È così che Pareyson entra in contatto profondo con molti momenti dell’avanguardia artistica, oltre che con alcuni momenti che hanno a che fare in senso lato con l’esperienza religiosa. L’autonomia dell’arte va intesa in questo senso come autonomia dell’oggetto artistico, che si soggettivizza, che diventa un “tu”. Torna in mente la famosa conferenza del ’23 di Paul Klee, il quale afferma che è l’opera innanzitutto a guardare piuttosto che ad essere guardata; tu ne hai attivato lo spazio simbolico e l’opera te lo restituisce, modificandoti, introducendoti nel suo, indicandoti che non ne sei padrone, innescando un processo di destituzione del soggetto “proprietario” dell’opera, il quale libera l’oggetto artistico, lo lascia essere nella sua libertà aurorale e ne diventa responsabile in un altro senso.

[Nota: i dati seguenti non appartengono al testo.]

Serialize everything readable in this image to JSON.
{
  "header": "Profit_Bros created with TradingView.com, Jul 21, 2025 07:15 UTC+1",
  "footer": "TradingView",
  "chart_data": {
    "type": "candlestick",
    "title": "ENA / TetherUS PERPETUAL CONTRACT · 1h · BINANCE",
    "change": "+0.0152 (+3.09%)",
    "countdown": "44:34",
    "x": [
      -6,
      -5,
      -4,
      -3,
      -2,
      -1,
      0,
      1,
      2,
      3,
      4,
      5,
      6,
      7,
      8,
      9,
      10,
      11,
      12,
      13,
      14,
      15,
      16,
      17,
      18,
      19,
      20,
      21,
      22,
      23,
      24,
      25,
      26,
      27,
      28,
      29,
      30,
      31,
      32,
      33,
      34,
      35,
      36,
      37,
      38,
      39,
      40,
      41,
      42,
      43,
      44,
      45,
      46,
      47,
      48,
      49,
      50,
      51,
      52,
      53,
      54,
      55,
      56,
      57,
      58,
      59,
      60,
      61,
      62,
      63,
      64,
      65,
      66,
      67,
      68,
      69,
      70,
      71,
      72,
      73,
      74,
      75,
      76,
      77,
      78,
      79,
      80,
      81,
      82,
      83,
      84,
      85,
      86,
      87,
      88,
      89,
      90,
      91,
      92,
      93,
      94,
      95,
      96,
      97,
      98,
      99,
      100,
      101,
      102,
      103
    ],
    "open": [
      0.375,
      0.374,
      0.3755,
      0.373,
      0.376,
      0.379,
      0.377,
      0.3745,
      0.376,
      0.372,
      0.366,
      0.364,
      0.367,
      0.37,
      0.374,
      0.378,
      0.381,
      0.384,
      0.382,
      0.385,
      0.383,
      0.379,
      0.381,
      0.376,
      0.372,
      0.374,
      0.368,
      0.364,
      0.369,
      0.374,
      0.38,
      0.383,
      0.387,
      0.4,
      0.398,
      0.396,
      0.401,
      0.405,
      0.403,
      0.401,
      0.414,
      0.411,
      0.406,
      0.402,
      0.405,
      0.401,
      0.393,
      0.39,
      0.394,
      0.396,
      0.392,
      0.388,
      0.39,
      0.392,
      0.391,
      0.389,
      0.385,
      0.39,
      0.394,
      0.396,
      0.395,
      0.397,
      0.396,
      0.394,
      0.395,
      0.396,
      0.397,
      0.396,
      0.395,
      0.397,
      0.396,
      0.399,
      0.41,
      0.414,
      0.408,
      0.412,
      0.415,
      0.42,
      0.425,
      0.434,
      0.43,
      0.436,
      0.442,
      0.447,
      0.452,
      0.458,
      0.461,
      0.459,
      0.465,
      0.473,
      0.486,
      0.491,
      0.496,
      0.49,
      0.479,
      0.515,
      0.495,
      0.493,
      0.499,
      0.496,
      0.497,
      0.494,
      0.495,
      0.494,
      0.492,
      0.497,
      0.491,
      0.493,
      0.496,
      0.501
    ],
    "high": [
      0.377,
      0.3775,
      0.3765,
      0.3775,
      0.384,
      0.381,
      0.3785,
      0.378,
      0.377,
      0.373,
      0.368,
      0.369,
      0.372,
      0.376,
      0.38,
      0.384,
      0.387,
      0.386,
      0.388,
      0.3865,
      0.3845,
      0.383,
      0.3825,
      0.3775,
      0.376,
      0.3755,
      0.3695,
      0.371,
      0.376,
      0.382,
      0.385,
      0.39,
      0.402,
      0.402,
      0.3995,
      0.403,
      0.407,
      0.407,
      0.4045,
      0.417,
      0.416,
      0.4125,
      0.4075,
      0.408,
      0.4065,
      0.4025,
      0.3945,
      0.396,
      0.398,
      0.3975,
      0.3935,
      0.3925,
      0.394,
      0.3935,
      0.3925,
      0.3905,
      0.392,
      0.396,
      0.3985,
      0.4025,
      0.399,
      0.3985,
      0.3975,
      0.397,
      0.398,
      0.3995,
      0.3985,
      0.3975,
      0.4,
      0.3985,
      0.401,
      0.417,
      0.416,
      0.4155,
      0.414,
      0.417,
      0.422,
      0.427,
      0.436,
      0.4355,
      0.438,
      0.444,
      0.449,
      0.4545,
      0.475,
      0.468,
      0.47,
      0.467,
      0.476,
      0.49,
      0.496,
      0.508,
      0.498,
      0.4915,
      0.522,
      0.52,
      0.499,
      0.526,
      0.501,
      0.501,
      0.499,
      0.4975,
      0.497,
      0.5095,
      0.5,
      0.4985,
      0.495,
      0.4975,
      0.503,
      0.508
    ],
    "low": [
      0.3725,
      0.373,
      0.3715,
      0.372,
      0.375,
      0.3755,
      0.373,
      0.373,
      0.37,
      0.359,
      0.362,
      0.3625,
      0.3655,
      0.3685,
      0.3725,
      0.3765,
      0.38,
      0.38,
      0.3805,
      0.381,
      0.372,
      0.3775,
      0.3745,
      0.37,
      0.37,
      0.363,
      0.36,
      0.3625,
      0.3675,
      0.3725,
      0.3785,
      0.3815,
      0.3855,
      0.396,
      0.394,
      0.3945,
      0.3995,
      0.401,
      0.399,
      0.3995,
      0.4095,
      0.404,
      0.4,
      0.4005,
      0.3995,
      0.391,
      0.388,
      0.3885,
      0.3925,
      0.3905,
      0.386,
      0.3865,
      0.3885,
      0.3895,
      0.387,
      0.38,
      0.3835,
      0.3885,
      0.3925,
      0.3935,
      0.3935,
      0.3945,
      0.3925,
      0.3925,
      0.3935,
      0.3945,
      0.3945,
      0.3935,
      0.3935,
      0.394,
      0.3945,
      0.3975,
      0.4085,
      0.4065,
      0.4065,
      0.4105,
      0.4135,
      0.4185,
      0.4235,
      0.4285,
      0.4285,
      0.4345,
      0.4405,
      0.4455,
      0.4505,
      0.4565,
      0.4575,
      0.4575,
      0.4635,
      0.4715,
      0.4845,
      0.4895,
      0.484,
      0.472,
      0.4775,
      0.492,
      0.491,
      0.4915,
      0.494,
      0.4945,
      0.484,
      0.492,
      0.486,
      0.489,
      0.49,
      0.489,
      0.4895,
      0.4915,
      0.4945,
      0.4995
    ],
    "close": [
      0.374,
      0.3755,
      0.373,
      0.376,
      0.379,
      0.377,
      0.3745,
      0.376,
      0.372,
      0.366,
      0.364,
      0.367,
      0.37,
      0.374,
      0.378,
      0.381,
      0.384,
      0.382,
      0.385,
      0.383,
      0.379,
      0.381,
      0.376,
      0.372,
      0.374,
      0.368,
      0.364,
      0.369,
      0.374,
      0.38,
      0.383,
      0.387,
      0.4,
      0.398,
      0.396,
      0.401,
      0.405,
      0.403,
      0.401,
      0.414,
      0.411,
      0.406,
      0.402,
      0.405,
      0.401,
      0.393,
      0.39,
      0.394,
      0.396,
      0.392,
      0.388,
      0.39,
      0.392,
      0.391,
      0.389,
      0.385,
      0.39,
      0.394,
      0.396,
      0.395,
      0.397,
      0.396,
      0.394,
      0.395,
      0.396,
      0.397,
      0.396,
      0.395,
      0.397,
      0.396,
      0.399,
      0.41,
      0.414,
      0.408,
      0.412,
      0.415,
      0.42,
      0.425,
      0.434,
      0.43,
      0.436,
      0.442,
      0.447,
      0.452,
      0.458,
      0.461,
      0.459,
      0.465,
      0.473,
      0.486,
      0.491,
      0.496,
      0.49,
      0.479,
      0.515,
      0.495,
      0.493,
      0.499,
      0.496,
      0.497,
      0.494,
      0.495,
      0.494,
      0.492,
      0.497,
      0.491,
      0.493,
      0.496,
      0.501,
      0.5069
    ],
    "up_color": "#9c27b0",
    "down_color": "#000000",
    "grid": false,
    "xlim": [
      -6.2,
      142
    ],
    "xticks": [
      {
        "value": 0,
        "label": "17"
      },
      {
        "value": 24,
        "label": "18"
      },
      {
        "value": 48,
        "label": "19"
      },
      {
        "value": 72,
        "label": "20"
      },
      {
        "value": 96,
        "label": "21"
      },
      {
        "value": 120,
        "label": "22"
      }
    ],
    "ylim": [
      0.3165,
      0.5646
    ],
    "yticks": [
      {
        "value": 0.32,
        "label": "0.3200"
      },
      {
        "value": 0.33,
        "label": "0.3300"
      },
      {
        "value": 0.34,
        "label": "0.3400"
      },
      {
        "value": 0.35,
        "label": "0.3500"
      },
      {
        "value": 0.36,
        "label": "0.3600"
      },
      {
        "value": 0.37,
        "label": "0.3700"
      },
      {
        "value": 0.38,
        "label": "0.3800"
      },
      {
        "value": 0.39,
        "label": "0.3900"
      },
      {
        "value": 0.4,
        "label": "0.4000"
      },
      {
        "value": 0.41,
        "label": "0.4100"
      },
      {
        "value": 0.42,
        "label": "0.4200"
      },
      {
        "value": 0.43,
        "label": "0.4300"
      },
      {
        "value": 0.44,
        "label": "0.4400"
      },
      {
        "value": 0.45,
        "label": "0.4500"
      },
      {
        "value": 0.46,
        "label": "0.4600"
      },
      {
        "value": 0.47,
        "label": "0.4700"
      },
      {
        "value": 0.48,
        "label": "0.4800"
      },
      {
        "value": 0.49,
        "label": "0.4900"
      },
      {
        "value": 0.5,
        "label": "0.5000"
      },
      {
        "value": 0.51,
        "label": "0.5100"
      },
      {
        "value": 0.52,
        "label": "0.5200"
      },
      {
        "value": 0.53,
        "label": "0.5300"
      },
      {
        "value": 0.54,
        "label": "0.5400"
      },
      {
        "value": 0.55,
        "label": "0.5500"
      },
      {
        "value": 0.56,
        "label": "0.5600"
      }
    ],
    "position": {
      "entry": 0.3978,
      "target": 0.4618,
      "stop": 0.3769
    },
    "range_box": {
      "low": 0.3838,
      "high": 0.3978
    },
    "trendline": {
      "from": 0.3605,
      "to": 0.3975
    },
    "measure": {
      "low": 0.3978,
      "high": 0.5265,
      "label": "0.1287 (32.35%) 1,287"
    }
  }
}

Per concludere, il carattere dialogico della relazione con l’opera consente non solo una riflessione potente sullo stato dell’arte moderna e sui compiti etici, ma in fondo anche di aprire in due direzioni (e probabilmente in molte altre) che sono componenti fondamentali dell’estetica contemporanea. Per un verso sappiamo bene come l’estetica abbia da fare oggi con il concetto di interattività, con una relazione cioè sempre più esplicitamente fondata sull’interazione, a partire da Bourriaud e in tutto lo sviluppo della relazione tra arte e nuovi media (quando invece nel Joyce di Opera aperta essa restava un implicito dell’opera). Abbiamo a che fare con una serie di opere che richiedono un intervento esplicito da parte del fruitore, di effettivo compimento dell’opera: pensiamo alle opere di Plensa a Chicago, dove il soggetto pone davanti ad una fontana e riflettendosi in essa si monumentalizza, o agli specchi di Pistoletto. Il soggetto è inserito in una relazione di responsabilità costante verso di sé, verso l’ambiente, verso l’altro, e costruisce un mondo. L’altro grande elemento, connesso a questo, è la possibilità di rivalutare il concetto di improvvisazione. L’improvvisazione apre ai caratteri di performance di molta arte contemporanea, in cui di nuovo si tratta di scoprire uno spazio simbolico préalable che viene sviluppato a contatto e non a maîtrise dell’artista, il quale entra in un intervento patico che si traduce in un intervento intelligente e consegna l’opera a una prosecuzione simbolica che è anche simbolo di una comunità possibile, che può essere agita da ognuno di noi.